On this day, 1 September 1984 … Rather like Misty, but, with only 15 issues to its wonderful name, Scream! is one of those gems of the IPC comics range that one feels could have become as successful as 2000AD. But circumstances worked against this horror-themed title, whose creators included writers such as John Wagner, Alan Grant and Alan Moore, and artists Eric Bradbury, Jim Watson, Jesus Redondo and Jose Ortiz. The fifteenth and final standalone issue of Scream! appeared on 30 June 1984, although it was not heralded as such. An NUJ strike meant that the sixteenth issue was delayed (along with thirteen other IPC comics and magazines), but while 2000AD and others returned to the newsagents' shelves after a month or so, Scream! appeared to be lost for ever.

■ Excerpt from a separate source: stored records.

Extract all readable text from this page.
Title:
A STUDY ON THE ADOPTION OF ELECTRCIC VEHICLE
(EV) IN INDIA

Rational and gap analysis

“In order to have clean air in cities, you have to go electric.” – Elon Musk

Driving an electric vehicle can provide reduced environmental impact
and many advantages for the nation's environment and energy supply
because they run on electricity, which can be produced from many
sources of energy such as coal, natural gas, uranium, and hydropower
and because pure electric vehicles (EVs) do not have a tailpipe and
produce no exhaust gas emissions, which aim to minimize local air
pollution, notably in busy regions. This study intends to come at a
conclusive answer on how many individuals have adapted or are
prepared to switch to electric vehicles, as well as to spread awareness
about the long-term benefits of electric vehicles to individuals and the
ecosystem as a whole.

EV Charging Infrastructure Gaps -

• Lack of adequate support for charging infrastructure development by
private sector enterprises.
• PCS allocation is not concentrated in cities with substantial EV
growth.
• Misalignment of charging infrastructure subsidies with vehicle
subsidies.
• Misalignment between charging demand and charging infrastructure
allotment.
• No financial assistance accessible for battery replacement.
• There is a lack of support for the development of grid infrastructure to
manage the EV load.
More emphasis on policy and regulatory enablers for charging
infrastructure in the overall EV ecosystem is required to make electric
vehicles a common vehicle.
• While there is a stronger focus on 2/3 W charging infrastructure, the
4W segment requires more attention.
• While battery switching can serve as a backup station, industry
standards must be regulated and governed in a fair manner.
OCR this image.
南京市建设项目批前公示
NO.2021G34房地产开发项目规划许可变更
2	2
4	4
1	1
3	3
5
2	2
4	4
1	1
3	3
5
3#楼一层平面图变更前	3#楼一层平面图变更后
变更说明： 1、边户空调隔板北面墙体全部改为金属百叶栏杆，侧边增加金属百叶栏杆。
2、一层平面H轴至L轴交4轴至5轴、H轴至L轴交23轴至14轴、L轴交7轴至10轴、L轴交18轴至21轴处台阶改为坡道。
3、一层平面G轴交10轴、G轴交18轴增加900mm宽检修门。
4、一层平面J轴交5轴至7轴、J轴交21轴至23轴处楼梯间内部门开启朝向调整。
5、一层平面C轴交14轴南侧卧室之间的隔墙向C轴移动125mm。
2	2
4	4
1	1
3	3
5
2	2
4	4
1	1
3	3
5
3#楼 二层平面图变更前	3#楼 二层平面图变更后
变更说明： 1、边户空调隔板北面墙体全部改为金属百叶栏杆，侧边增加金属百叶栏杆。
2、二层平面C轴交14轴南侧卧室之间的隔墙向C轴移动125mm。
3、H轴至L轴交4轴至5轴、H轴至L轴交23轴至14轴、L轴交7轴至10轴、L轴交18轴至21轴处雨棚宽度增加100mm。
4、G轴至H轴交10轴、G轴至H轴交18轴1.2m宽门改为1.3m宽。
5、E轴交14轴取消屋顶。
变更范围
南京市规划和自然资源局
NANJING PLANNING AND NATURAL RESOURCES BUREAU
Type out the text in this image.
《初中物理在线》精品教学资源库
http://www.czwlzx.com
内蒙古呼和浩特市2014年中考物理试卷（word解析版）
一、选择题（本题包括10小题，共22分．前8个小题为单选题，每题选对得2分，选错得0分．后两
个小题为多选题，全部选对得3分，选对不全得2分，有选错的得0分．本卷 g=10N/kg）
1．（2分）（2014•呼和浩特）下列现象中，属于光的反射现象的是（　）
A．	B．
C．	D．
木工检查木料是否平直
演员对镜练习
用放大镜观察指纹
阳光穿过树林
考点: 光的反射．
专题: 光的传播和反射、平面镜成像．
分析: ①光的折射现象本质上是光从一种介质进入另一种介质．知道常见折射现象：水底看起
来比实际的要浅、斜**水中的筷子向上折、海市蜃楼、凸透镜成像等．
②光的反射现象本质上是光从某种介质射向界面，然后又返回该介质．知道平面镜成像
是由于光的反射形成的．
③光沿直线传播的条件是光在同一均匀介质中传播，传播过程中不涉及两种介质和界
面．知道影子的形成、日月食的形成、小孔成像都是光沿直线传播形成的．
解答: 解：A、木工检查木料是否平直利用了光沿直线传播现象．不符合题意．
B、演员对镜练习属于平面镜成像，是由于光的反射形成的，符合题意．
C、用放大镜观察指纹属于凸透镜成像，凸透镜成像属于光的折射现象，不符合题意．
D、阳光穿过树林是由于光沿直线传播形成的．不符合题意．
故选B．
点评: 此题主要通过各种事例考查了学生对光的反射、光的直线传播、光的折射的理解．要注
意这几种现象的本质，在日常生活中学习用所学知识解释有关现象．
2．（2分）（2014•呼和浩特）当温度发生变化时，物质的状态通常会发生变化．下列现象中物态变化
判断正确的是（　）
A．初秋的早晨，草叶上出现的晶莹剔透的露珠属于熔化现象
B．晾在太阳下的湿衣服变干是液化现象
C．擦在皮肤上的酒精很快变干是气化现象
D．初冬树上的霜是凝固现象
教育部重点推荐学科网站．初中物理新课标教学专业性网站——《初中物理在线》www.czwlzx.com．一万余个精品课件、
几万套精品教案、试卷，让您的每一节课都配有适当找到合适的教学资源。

That is until this issue of Eagle appeared with a tiny Scream! logo occupying a couple of inches of its masthead. Despite the low-key merger, Scream! brought a lot of horrible goodness to Eagle. The latter publication must have picked up a lot of bemused new readers, as well as the continuation of the classic Monster saga and – best of all – The Thirteenth Floor, the ongoing tales of unassuming tower block Maxwell Tower, whose daily activities were monitored and regulated by a computer called Max. Bullies and ne’er-do-wells would be summoned, with or against their will, to the thirteenth floor of the building where Max would unleash their greatest nightmares upon them. In addition to being the star of a wonderful, long-running series, written by Wagner and Grant (under the pseudonym Ian Holland) and drawn by Ortiz, Max would eventually take over the fictional editorship of Eagle.
Eagle had by this stage reclaimed its status as one of the top brands in the IPC range. Since abandoning its initial photo-story format, the relaunched title provided consistently strong adventure fare, headlined by Dan Dare and Doomlord, and also featuring the likes of Wagner/John Burns boxing tale The Fists of Danny Pyke and the Scott Goodall/Eduardo Vanyo story The Brothers (which concluded in this issue – possibly prematurely to make a bit of room for the Scream! merger, as the ending does seem a little rushed).